I received this letter in my askbetsy box: Dear Ms. Lerner, I’m a writer and blogger, and I’m doing my best to promote my work, get an agent, and move to the next level. Can you tell me why it’s so hard to market and sell a literary novel these days, especially for a nobody like me? I think that writer’s today needs fan’s of their work, people who will fight for them no matter what, but how do you get that to happen?
I’ve had several conversations on my blog about this very issue, if you’d like to check it out. But for someone who has been writing for ten years, building an audience, shaping his work, getting footholds in the literary ezine market… what advice, besides “don’t give up” or “you just have to get lucky” would you give a writer trying to break in for the first time, in this economic climate. Go to graduate school in Iowa, sell a kidney to get into Yaddo, pay a huge fee to go to Breadloaf?
In other words, who do you have to blow around here?
Dear Writer: You’re tired of hearing “don’t give up.” Okay, try this: give up.
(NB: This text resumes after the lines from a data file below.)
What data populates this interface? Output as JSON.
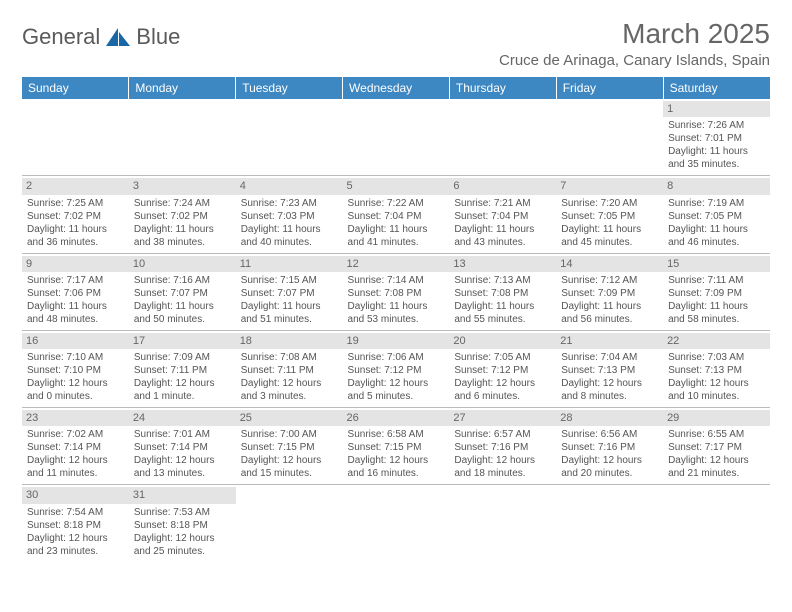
{
  "logo": {
    "word1": "General",
    "word2": "Blue",
    "icon_color": "#1868a8"
  },
  "title": "March 2025",
  "location": "Cruce de Arinaga, Canary Islands, Spain",
  "header_bg": "#3d87c2",
  "daynum_bg": "#e4e4e4",
  "weekdays": [
    "Sunday",
    "Monday",
    "Tuesday",
    "Wednesday",
    "Thursday",
    "Friday",
    "Saturday"
  ],
  "rows": [
    [
      null,
      null,
      null,
      null,
      null,
      null,
      {
        "n": "1",
        "sr": "Sunrise: 7:26 AM",
        "ss": "Sunset: 7:01 PM",
        "d1": "Daylight: 11 hours",
        "d2": "and 35 minutes."
      }
    ],
    [
      {
        "n": "2",
        "sr": "Sunrise: 7:25 AM",
        "ss": "Sunset: 7:02 PM",
        "d1": "Daylight: 11 hours",
        "d2": "and 36 minutes."
      },
      {
        "n": "3",
        "sr": "Sunrise: 7:24 AM",
        "ss": "Sunset: 7:02 PM",
        "d1": "Daylight: 11 hours",
        "d2": "and 38 minutes."
      },
      {
        "n": "4",
        "sr": "Sunrise: 7:23 AM",
        "ss": "Sunset: 7:03 PM",
        "d1": "Daylight: 11 hours",
        "d2": "and 40 minutes."
      },
      {
        "n": "5",
        "sr": "Sunrise: 7:22 AM",
        "ss": "Sunset: 7:04 PM",
        "d1": "Daylight: 11 hours",
        "d2": "and 41 minutes."
      },
      {
        "n": "6",
        "sr": "Sunrise: 7:21 AM",
        "ss": "Sunset: 7:04 PM",
        "d1": "Daylight: 11 hours",
        "d2": "and 43 minutes."
      },
      {
        "n": "7",
        "sr": "Sunrise: 7:20 AM",
        "ss": "Sunset: 7:05 PM",
        "d1": "Daylight: 11 hours",
        "d2": "and 45 minutes."
      },
      {
        "n": "8",
        "sr": "Sunrise: 7:19 AM",
        "ss": "Sunset: 7:05 PM",
        "d1": "Daylight: 11 hours",
        "d2": "and 46 minutes."
      }
    ],
    [
      {
        "n": "9",
        "sr": "Sunrise: 7:17 AM",
        "ss": "Sunset: 7:06 PM",
        "d1": "Daylight: 11 hours",
        "d2": "and 48 minutes."
      },
      {
        "n": "10",
        "sr": "Sunrise: 7:16 AM",
        "ss": "Sunset: 7:07 PM",
        "d1": "Daylight: 11 hours",
        "d2": "and 50 minutes."
      },
      {
        "n": "11",
        "sr": "Sunrise: 7:15 AM",
        "ss": "Sunset: 7:07 PM",
        "d1": "Daylight: 11 hours",
        "d2": "and 51 minutes."
      },
      {
        "n": "12",
        "sr": "Sunrise: 7:14 AM",
        "ss": "Sunset: 7:08 PM",
        "d1": "Daylight: 11 hours",
        "d2": "and 53 minutes."
      },
      {
        "n": "13",
        "sr": "Sunrise: 7:13 AM",
        "ss": "Sunset: 7:08 PM",
        "d1": "Daylight: 11 hours",
        "d2": "and 55 minutes."
      },
      {
        "n": "14",
        "sr": "Sunrise: 7:12 AM",
        "ss": "Sunset: 7:09 PM",
        "d1": "Daylight: 11 hours",
        "d2": "and 56 minutes."
      },
      {
        "n": "15",
        "sr": "Sunrise: 7:11 AM",
        "ss": "Sunset: 7:09 PM",
        "d1": "Daylight: 11 hours",
        "d2": "and 58 minutes."
      }
    ],
    [
      {
        "n": "16",
        "sr": "Sunrise: 7:10 AM",
        "ss": "Sunset: 7:10 PM",
        "d1": "Daylight: 12 hours",
        "d2": "and 0 minutes."
      },
      {
        "n": "17",
        "sr": "Sunrise: 7:09 AM",
        "ss": "Sunset: 7:11 PM",
        "d1": "Daylight: 12 hours",
        "d2": "and 1 minute."
      },
      {
        "n": "18",
        "sr": "Sunrise: 7:08 AM",
        "ss": "Sunset: 7:11 PM",
        "d1": "Daylight: 12 hours",
        "d2": "and 3 minutes."
      },
      {
        "n": "19",
        "sr": "Sunrise: 7:06 AM",
        "ss": "Sunset: 7:12 PM",
        "d1": "Daylight: 12 hours",
        "d2": "and 5 minutes."
      },
      {
        "n": "20",
        "sr": "Sunrise: 7:05 AM",
        "ss": "Sunset: 7:12 PM",
        "d1": "Daylight: 12 hours",
        "d2": "and 6 minutes."
      },
      {
        "n": "21",
        "sr": "Sunrise: 7:04 AM",
        "ss": "Sunset: 7:13 PM",
        "d1": "Daylight: 12 hours",
        "d2": "and 8 minutes."
      },
      {
        "n": "22",
        "sr": "Sunrise: 7:03 AM",
        "ss": "Sunset: 7:13 PM",
        "d1": "Daylight: 12 hours",
        "d2": "and 10 minutes."
      }
    ],
    [
      {
        "n": "23",
        "sr": "Sunrise: 7:02 AM",
        "ss": "Sunset: 7:14 PM",
        "d1": "Daylight: 12 hours",
        "d2": "and 11 minutes."
      },
      {
        "n": "24",
        "sr": "Sunrise: 7:01 AM",
        "ss": "Sunset: 7:14 PM",
        "d1": "Daylight: 12 hours",
        "d2": "and 13 minutes."
      },
      {
        "n": "25",
        "sr": "Sunrise: 7:00 AM",
        "ss": "Sunset: 7:15 PM",
        "d1": "Daylight: 12 hours",
        "d2": "and 15 minutes."
      },
      {
        "n": "26",
        "sr": "Sunrise: 6:58 AM",
        "ss": "Sunset: 7:15 PM",
        "d1": "Daylight: 12 hours",
        "d2": "and 16 minutes."
      },
      {
        "n": "27",
        "sr": "Sunrise: 6:57 AM",
        "ss": "Sunset: 7:16 PM",
        "d1": "Daylight: 12 hours",
        "d2": "and 18 minutes."
      },
      {
        "n": "28",
        "sr": "Sunrise: 6:56 AM",
        "ss": "Sunset: 7:16 PM",
        "d1": "Daylight: 12 hours",
        "d2": "and 20 minutes."
      },
      {
        "n": "29",
        "sr": "Sunrise: 6:55 AM",
        "ss": "Sunset: 7:17 PM",
        "d1": "Daylight: 12 hours",
        "d2": "and 21 minutes."
      }
    ],
    [
      {
        "n": "30",
        "sr": "Sunrise: 7:54 AM",
        "ss": "Sunset: 8:18 PM",
        "d1": "Daylight: 12 hours",
        "d2": "and 23 minutes."
      },
      {
        "n": "31",
        "sr": "Sunrise: 7:53 AM",
        "ss": "Sunset: 8:18 PM",
        "d1": "Daylight: 12 hours",
        "d2": "and 25 minutes."
      },
      null,
      null,
      null,
      null,
      null
    ]
  ]
}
Walk away. Get out while you’re young cause tramps like us, baby we were born to run. Did I say run? Run like the wind.
I could tell you all the economic reasons why it’s so hard to publish literary fiction. I could tell you about a novel I sent to 32 publishers and couldn’t sell and truly believe it to be the best work of fiction I’ve had the good fortune to work on. That and a token. It’s not hard, it’s nigh impossible. Ask any local bookseller what people are buying, if they’re buying.
Your anguish, frustration, and pain are very real to me. Much of an agent’s work is picking up the pieces (it’s often just as shattering to be published, but that’s a little like telling a single person who wants to get married what a bummer being married can be). But, you know, ten years isn’t really that long. You have to practice the piano longer than that to get to Carnegie Hall.
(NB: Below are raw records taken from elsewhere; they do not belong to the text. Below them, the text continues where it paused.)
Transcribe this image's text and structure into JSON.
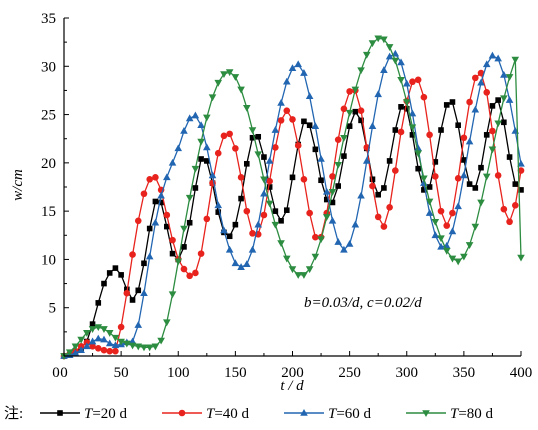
{
  "chart_data": {
    "type": "line",
    "xlabel": "t / d",
    "ylabel": "w/cm",
    "xlim": [
      0,
      400
    ],
    "ylim": [
      0,
      35
    ],
    "xticks": [
      0,
      50,
      100,
      150,
      200,
      250,
      300,
      350,
      400
    ],
    "yticks": [
      5,
      10,
      15,
      20,
      25,
      30,
      35
    ],
    "grid": false,
    "annotation": "b=0.03/d, c=0.02/d",
    "legend_prefix": "注:",
    "legend_position": "bottom",
    "series": [
      {
        "name": "T=20 d",
        "color": "#000000",
        "marker": "square",
        "x": [
          0,
          5,
          10,
          15,
          20,
          25,
          30,
          35,
          40,
          45,
          50,
          55,
          60,
          65,
          70,
          75,
          80,
          85,
          90,
          95,
          100,
          105,
          110,
          115,
          120,
          125,
          130,
          135,
          140,
          145,
          150,
          155,
          160,
          165,
          170,
          175,
          180,
          185,
          190,
          195,
          200,
          205,
          210,
          215,
          220,
          225,
          230,
          235,
          240,
          245,
          250,
          255,
          260,
          265,
          270,
          275,
          280,
          285,
          290,
          295,
          300,
          305,
          310,
          315,
          320,
          325,
          330,
          335,
          340,
          345,
          350,
          355,
          360,
          365,
          370,
          375,
          380,
          385,
          390,
          395,
          400
        ],
        "y": [
          0,
          0.1,
          0.3,
          0.8,
          1.5,
          3.3,
          5.5,
          7.5,
          8.6,
          9.1,
          8.4,
          6.9,
          5.8,
          6.8,
          9.6,
          13.2,
          16.0,
          15.9,
          13.4,
          10.6,
          10.0,
          11.3,
          13.8,
          17.4,
          20.4,
          20.2,
          17.9,
          14.9,
          12.8,
          12.4,
          13.6,
          16.3,
          19.9,
          22.6,
          22.7,
          20.6,
          17.5,
          15.0,
          14.0,
          15.1,
          18.5,
          21.9,
          24.3,
          23.9,
          21.4,
          18.2,
          16.2,
          15.9,
          17.6,
          20.7,
          23.8,
          25.3,
          24.4,
          21.5,
          18.3,
          16.7,
          17.4,
          20.2,
          23.4,
          25.8,
          25.6,
          22.9,
          19.4,
          17.2,
          17.5,
          20.1,
          23.4,
          26.0,
          26.3,
          23.9,
          20.3,
          17.8,
          17.4,
          19.5,
          22.9,
          25.9,
          26.5,
          24.2,
          20.6,
          17.8,
          17.2
        ]
      },
      {
        "name": "T=40 d",
        "color": "#e8231d",
        "marker": "circle",
        "x": [
          0,
          5,
          10,
          15,
          20,
          25,
          30,
          35,
          40,
          45,
          50,
          55,
          60,
          65,
          70,
          75,
          80,
          85,
          90,
          95,
          100,
          105,
          110,
          115,
          120,
          125,
          130,
          135,
          140,
          145,
          150,
          155,
          160,
          165,
          170,
          175,
          180,
          185,
          190,
          195,
          200,
          205,
          210,
          215,
          220,
          225,
          230,
          235,
          240,
          245,
          250,
          255,
          260,
          265,
          270,
          275,
          280,
          285,
          290,
          295,
          300,
          305,
          310,
          315,
          320,
          325,
          330,
          335,
          340,
          345,
          350,
          355,
          360,
          365,
          370,
          375,
          380,
          385,
          390,
          395,
          400
        ],
        "y": [
          0,
          0.2,
          0.5,
          1.0,
          1.4,
          1.0,
          0.8,
          0.6,
          0.5,
          0.5,
          3.0,
          6.5,
          10.5,
          14.0,
          16.8,
          18.3,
          18.5,
          17.2,
          14.6,
          12.0,
          10.0,
          9.0,
          8.3,
          8.6,
          10.6,
          14.2,
          17.9,
          21.0,
          22.8,
          23.0,
          21.5,
          18.5,
          15.0,
          12.7,
          12.6,
          14.6,
          18.1,
          21.6,
          24.4,
          25.4,
          24.5,
          21.8,
          18.3,
          14.8,
          12.3,
          12.3,
          14.8,
          18.6,
          22.4,
          25.6,
          27.4,
          27.5,
          25.4,
          21.6,
          17.6,
          14.4,
          13.4,
          15.4,
          19.2,
          23.2,
          26.4,
          28.4,
          28.6,
          26.8,
          22.9,
          18.6,
          15.0,
          13.5,
          14.8,
          18.4,
          22.6,
          26.3,
          28.8,
          29.3,
          27.3,
          23.3,
          18.7,
          15.2,
          13.9,
          15.6,
          19.2
        ]
      },
      {
        "name": "T=60 d",
        "color": "#2266b2",
        "marker": "triangle-up",
        "x": [
          0,
          5,
          10,
          15,
          20,
          25,
          30,
          35,
          40,
          45,
          50,
          55,
          60,
          65,
          70,
          75,
          80,
          85,
          90,
          95,
          100,
          105,
          110,
          115,
          120,
          125,
          130,
          135,
          140,
          145,
          150,
          155,
          160,
          165,
          170,
          175,
          180,
          185,
          190,
          195,
          200,
          205,
          210,
          215,
          220,
          225,
          230,
          235,
          240,
          245,
          250,
          255,
          260,
          265,
          270,
          275,
          280,
          285,
          290,
          295,
          300,
          305,
          310,
          315,
          320,
          325,
          330,
          335,
          340,
          345,
          350,
          355,
          360,
          365,
          370,
          375,
          380,
          385,
          390,
          395,
          400
        ],
        "y": [
          0,
          0.1,
          0.3,
          0.6,
          1.0,
          1.5,
          1.8,
          1.7,
          1.3,
          1.1,
          1.2,
          1.4,
          1.5,
          3.2,
          6.5,
          10.3,
          13.8,
          16.6,
          18.5,
          20.0,
          21.5,
          23.3,
          24.6,
          24.9,
          23.9,
          21.6,
          18.7,
          15.6,
          13.0,
          11.0,
          9.6,
          9.2,
          9.5,
          11.0,
          13.6,
          16.8,
          20.2,
          23.4,
          26.2,
          28.4,
          29.8,
          30.2,
          29.3,
          26.9,
          23.8,
          20.4,
          17.0,
          14.0,
          11.8,
          11.0,
          11.6,
          13.6,
          16.6,
          20.2,
          23.8,
          27.1,
          29.6,
          31.0,
          31.3,
          30.4,
          28.2,
          25.1,
          21.5,
          17.9,
          14.8,
          12.5,
          11.3,
          11.4,
          12.9,
          15.5,
          18.7,
          22.2,
          25.5,
          28.3,
          30.2,
          31.1,
          30.8,
          29.1,
          26.5,
          23.3,
          19.9
        ]
      },
      {
        "name": "T=80 d",
        "color": "#2c8c40",
        "marker": "triangle-down",
        "x": [
          0,
          5,
          10,
          15,
          20,
          25,
          30,
          35,
          40,
          45,
          50,
          55,
          60,
          65,
          70,
          75,
          80,
          85,
          90,
          95,
          100,
          105,
          110,
          115,
          120,
          125,
          130,
          135,
          140,
          145,
          150,
          155,
          160,
          165,
          170,
          175,
          180,
          185,
          190,
          195,
          200,
          205,
          210,
          215,
          220,
          225,
          230,
          235,
          240,
          245,
          250,
          255,
          260,
          265,
          270,
          275,
          280,
          285,
          290,
          295,
          300,
          305,
          310,
          315,
          320,
          325,
          330,
          335,
          340,
          345,
          350,
          355,
          360,
          365,
          370,
          375,
          380,
          385,
          390,
          395,
          400
        ],
        "y": [
          0,
          0.4,
          1.0,
          1.7,
          2.4,
          2.8,
          3.0,
          2.8,
          2.4,
          1.9,
          1.5,
          1.3,
          1.1,
          1.0,
          0.9,
          0.9,
          1.0,
          1.6,
          3.5,
          6.4,
          9.8,
          13.2,
          16.4,
          19.4,
          22.2,
          24.7,
          26.8,
          28.3,
          29.2,
          29.4,
          28.9,
          27.6,
          25.7,
          23.4,
          20.9,
          18.3,
          15.8,
          13.6,
          11.7,
          10.1,
          9.0,
          8.4,
          8.4,
          9.0,
          10.3,
          12.1,
          14.4,
          17.0,
          19.8,
          22.6,
          25.2,
          27.6,
          29.6,
          31.2,
          32.4,
          32.9,
          32.8,
          32.0,
          30.6,
          28.6,
          26.3,
          23.7,
          21.0,
          18.4,
          16.0,
          13.9,
          12.2,
          10.9,
          10.1,
          9.8,
          10.3,
          11.5,
          13.4,
          15.9,
          18.6,
          21.4,
          24.1,
          26.7,
          28.9,
          30.7,
          10.2
        ]
      }
    ]
  }
}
Is it all about fancy conferences and connections? No, not really. Mostly no. It’s more about luck if you ask me. And since you’re asking, you create your luck. And you’re doing that with your blog, the zine world, etc. Another writer, sitting under a rock, would marvel at your literary life. Everything you’re doing is right.
You may feel that the light is permanently yellow, but it will change. It always does.
Filed under: Rejection, The End of the World as We Know It, Writers |





I am in a very similar situation to your correspondent and I am enjoying it hugely. Everyday brings a new thought, a new revelation, a new inspiring email or comment, tiny breakthroughs. There is no destination, just an amazing journey.
I think publishing success in any genre is a cocktail consisting of a cryptic mixture of talent, tenacity, contacts, timing and luck. Mix well. Drink often.
The real writer is one
who really writes. Talent
is an invention like phlogiston
after the fact of fire.
Work is its own cure. You have to
like it better than being loved.
For the young who want to
Marge Piercy
The Moon is Always Female
Alfred A. Knopf
1981
Evidently, you now have to like it better than being published as well.
“…a novel I sent to 32 publishers and couldn’t sell and truly believe it to be the best work of fiction I’ve had the good fortune to work on.” If this is 100% accurate with no exaggeration, I feel sick.
OK: I wasn’t going to say anything, but since nobody else has mentioned it:
To Yon Blogger Who Wants To Write A Literary Masterpiece, Tip No. 1: Learn the difference between a possessive and a plural. I beg you.
Ha! Wanted to mention that myself, but figured I’m just anal.